Un temps de libération de la parole autour d’un podcast qui traite des questions de genre, de féminisme et d’égalité.
Le cadre rappelle un peu celui d’une émission de télé des années 80, Droit de réponse, le bazar et la provocation en moins. Nous sommes dans le hall du FGO Barbara, à côté du bar, dans une atmosphère favorisant l’expression, l’échange. Comme tous les premiers jeudis du mois, on vient y écouter collectivement un podcast d’Arte radio de la série Un espace à soi et en discuter.

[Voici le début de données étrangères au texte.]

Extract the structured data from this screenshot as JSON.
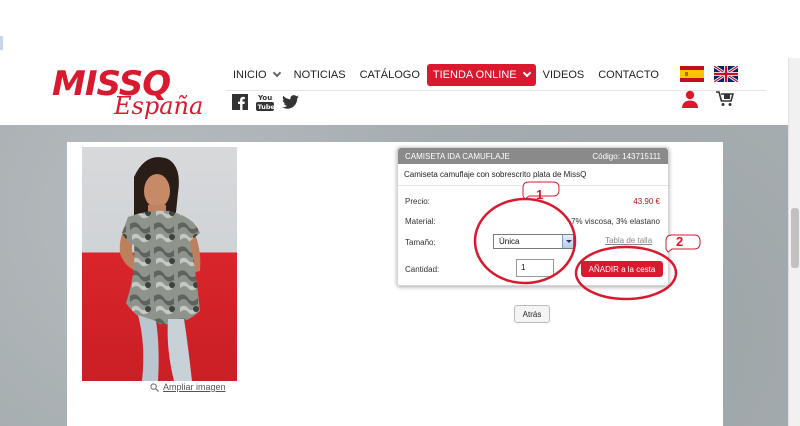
{
  "header": {
    "logo_main": "MISSQ",
    "logo_sub": "España"
  },
  "nav": {
    "items": [
      {
        "label": "INICIO",
        "has_dropdown": true
      },
      {
        "label": "NOTICIAS"
      },
      {
        "label": "CATÁLOGO"
      },
      {
        "label": "TIENDA ONLINE",
        "has_dropdown": true,
        "active": true
      },
      {
        "label": "VIDEOS"
      },
      {
        "label": "CONTACTO"
      }
    ],
    "social": [
      "facebook-icon",
      "youtube-icon",
      "twitter-icon"
    ],
    "youtube_you": "You",
    "youtube_tube": "Tube"
  },
  "languages": [
    "spain-flag-icon",
    "uk-flag-icon"
  ],
  "product": {
    "title": "CAMISETA IDA CAMUFLAJE",
    "code_label": "Código: 143715111",
    "description": "Camiseta camuflaje con sobrescrito plata de MissQ",
    "price_label": "Precio:",
    "price_value": "43.90 €",
    "material_label": "Material:",
    "material_value": "7% viscosa, 3% elastano",
    "size_label": "Tamaño:",
    "size_value": "Única",
    "size_table_link": "Tabla de talla",
    "quantity_label": "Cantidad:",
    "quantity_value": "1",
    "add_button": "AÑADIR a la cesta"
  },
  "enlarge_label": "Ampliar imagen",
  "back_button": "Atrás",
  "annotations": {
    "one": "1",
    "two": "2"
  },
  "colors": {
    "brand": "#d8192e",
    "panel_header": "#8a8a8a",
    "price": "#b3101c"
  }
}
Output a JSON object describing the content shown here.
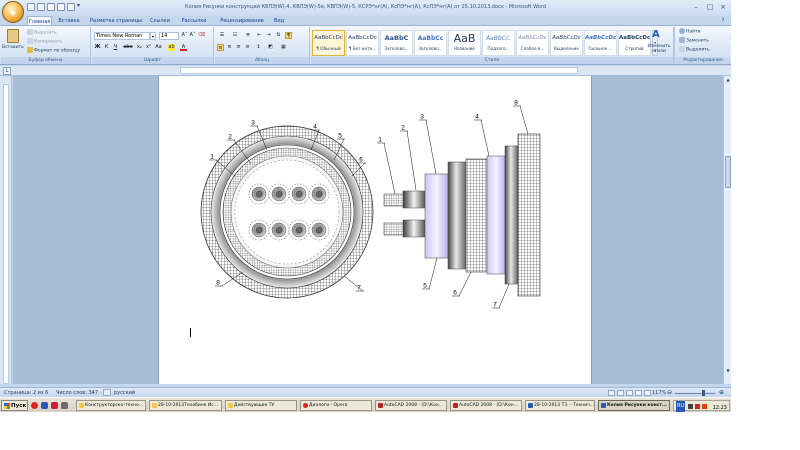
{
  "window": {
    "title": "Копия Рисунки  конструкций КВПЭ(W)-4, КВПЭ(W)-5е, КВПЭ(W)-5, КСРЭ*нг(A), КсПЭ*нг(A), КсПЭ*нг(A) от 25.10.2013.docx - Microsoft Word",
    "minimize": "–",
    "maximize": "□",
    "close": "×"
  },
  "tabs": [
    "Главная",
    "Вставка",
    "Разметка страницы",
    "Ссылки",
    "Рассылки",
    "Рецензирование",
    "Вид"
  ],
  "clipboard": {
    "paste": "Вставить",
    "cut": "Вырезать",
    "copy": "Копировать",
    "format_painter": "Формат по образцу",
    "label": "Буфер обмена"
  },
  "font": {
    "name": "Times New Roman",
    "size": "14",
    "grow": "A˄",
    "shrink": "A˅",
    "bold": "Ж",
    "italic": "К",
    "underline": "Ч",
    "strike": "abe",
    "sub": "x₂",
    "sup": "x²",
    "case": "Aa",
    "label": "Шрифт"
  },
  "paragraph": {
    "label": "Абзац",
    "marks": "¶"
  },
  "styles": {
    "label": "Стили",
    "items": [
      {
        "sample": "AaBbCcDc",
        "name": "¶ Обычный"
      },
      {
        "sample": "AaBbCcDc",
        "name": "¶ Без инте..."
      },
      {
        "sample": "AaBbC",
        "name": "Заголово..."
      },
      {
        "sample": "AaBbCc",
        "name": "Заголово..."
      },
      {
        "sample": "AaB",
        "name": "Название"
      },
      {
        "sample": "AaBbCc.",
        "name": "Подзаго..."
      },
      {
        "sample": "AaBbCcDc",
        "name": "Слабое в..."
      },
      {
        "sample": "AaBbCcDc",
        "name": "Выделение"
      },
      {
        "sample": "AaBbCcDc",
        "name": "Сильное ..."
      },
      {
        "sample": "AaBbCcDc",
        "name": "Строгий"
      }
    ],
    "change": "Изменить стили"
  },
  "editing": {
    "find": "Найти",
    "replace": "Заменить",
    "select": "Выделить",
    "label": "Редактирование"
  },
  "drawing": {
    "left_labels": [
      "1",
      "2",
      "3",
      "4",
      "5",
      "6",
      "7",
      "8"
    ],
    "right_labels": [
      "1",
      "2",
      "3",
      "4",
      "5",
      "6",
      "7",
      "8"
    ]
  },
  "status": {
    "page": "Страница: 2 из 6",
    "words": "Число слов: 347",
    "language": "русский",
    "zoom": "117%"
  },
  "taskbar": {
    "start": "Пуск",
    "lang": "RU",
    "items": [
      "Конструкторско-техно...",
      "28-10-2013Техобинк Ис...",
      "Действующие ТУ",
      "Диалоги - Opera",
      "AutoCAD 2008 - [D:\\Кон...",
      "AutoCAD 2008 - [D:\\Кон...",
      "28-10-2013 ТЗ. - Технич...",
      "Копия Рисунки конст..."
    ],
    "clock": "12:23"
  },
  "colors": {
    "ribbon": "#dbe7f5",
    "accent": "#15428b",
    "workspace": "#a9bcd6"
  }
}
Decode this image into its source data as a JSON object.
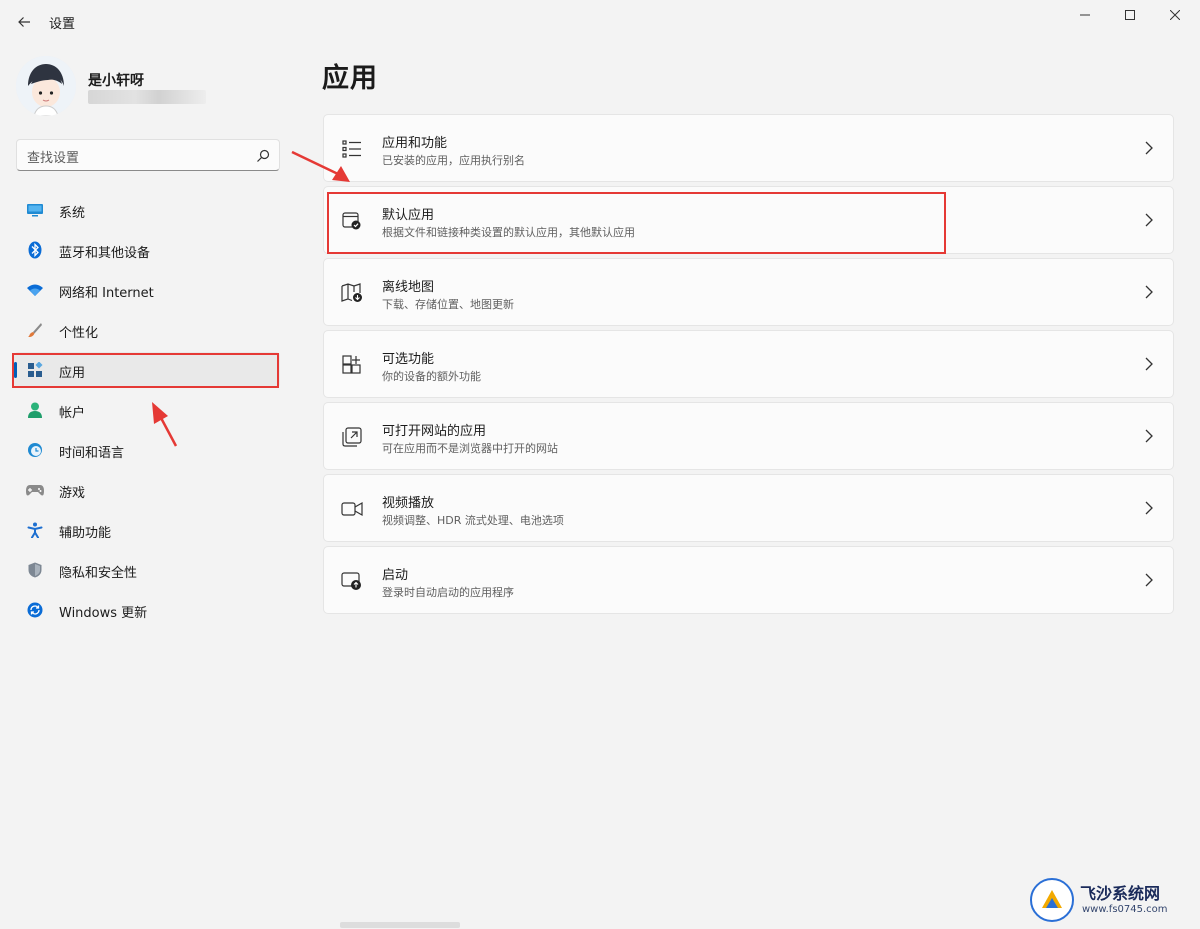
{
  "window": {
    "title": "设置",
    "controls": [
      "minimize",
      "maximize",
      "close"
    ]
  },
  "user": {
    "name": "是小轩呀"
  },
  "search": {
    "placeholder": "查找设置"
  },
  "nav": {
    "items": [
      {
        "label": "系统",
        "icon": "monitor-icon",
        "color": "#1f8ad2"
      },
      {
        "label": "蓝牙和其他设备",
        "icon": "bluetooth-icon",
        "color": "#0a6cd6"
      },
      {
        "label": "网络和 Internet",
        "icon": "wifi-icon",
        "color": "#0a6cd6"
      },
      {
        "label": "个性化",
        "icon": "brush-icon",
        "color": "#e0793a"
      },
      {
        "label": "应用",
        "icon": "apps-icon",
        "color": "#2a5d8f",
        "selected": true
      },
      {
        "label": "帐户",
        "icon": "person-icon",
        "color": "#2bb37a"
      },
      {
        "label": "时间和语言",
        "icon": "globe-clock-icon",
        "color": "#1f8ad2"
      },
      {
        "label": "游戏",
        "icon": "gamepad-icon",
        "color": "#7a7a7a"
      },
      {
        "label": "辅助功能",
        "icon": "accessibility-icon",
        "color": "#1d6fd0"
      },
      {
        "label": "隐私和安全性",
        "icon": "shield-icon",
        "color": "#7d8793"
      },
      {
        "label": "Windows 更新",
        "icon": "sync-icon",
        "color": "#0a6cd6"
      }
    ]
  },
  "main": {
    "title": "应用",
    "cards": [
      {
        "title": "应用和功能",
        "subtitle": "已安装的应用，应用执行别名",
        "icon": "list-icon"
      },
      {
        "title": "默认应用",
        "subtitle": "根据文件和链接种类设置的默认应用，其他默认应用",
        "icon": "default-app-icon"
      },
      {
        "title": "离线地图",
        "subtitle": "下载、存储位置、地图更新",
        "icon": "map-download-icon"
      },
      {
        "title": "可选功能",
        "subtitle": "你的设备的额外功能",
        "icon": "add-grid-icon"
      },
      {
        "title": "可打开网站的应用",
        "subtitle": "可在应用而不是浏览器中打开的网站",
        "icon": "open-link-icon"
      },
      {
        "title": "视频播放",
        "subtitle": "视频调整、HDR 流式处理、电池选项",
        "icon": "video-icon"
      },
      {
        "title": "启动",
        "subtitle": "登录时自动启动的应用程序",
        "icon": "startup-icon"
      }
    ]
  },
  "annotations": {
    "highlight_color": "#e53935"
  },
  "watermark": {
    "title": "飞沙系统网",
    "url": "www.fs0745.com"
  }
}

La formule est d’abord née de la rencontre de deux personnalités. Julie Bataille, chargée des relations presse à FGO Barbara, a un goût personnel pour les podcasts. Après avoir proposé des soirées rap autour d’un autre podcast d’Arte radio, Le Mike et l’enclume, elle rencontre Charlotte Bienaimé, journaliste, au premier Podcast festival de la Gaîté lyrique. « J’avais de nombreux retours. Des auditrices manifestaient leur envie de partager leurs émotions, leurs ressentis, leurs trajectoires. Je n’avais jamais fait cela mais l’idée m’a plu ! » Elle se concrétise en octobre 2019. Chaque mois, jusqu’en juillet 2020, le FGO Barbara propose dans son hall une écoute collective du podcast mensuel.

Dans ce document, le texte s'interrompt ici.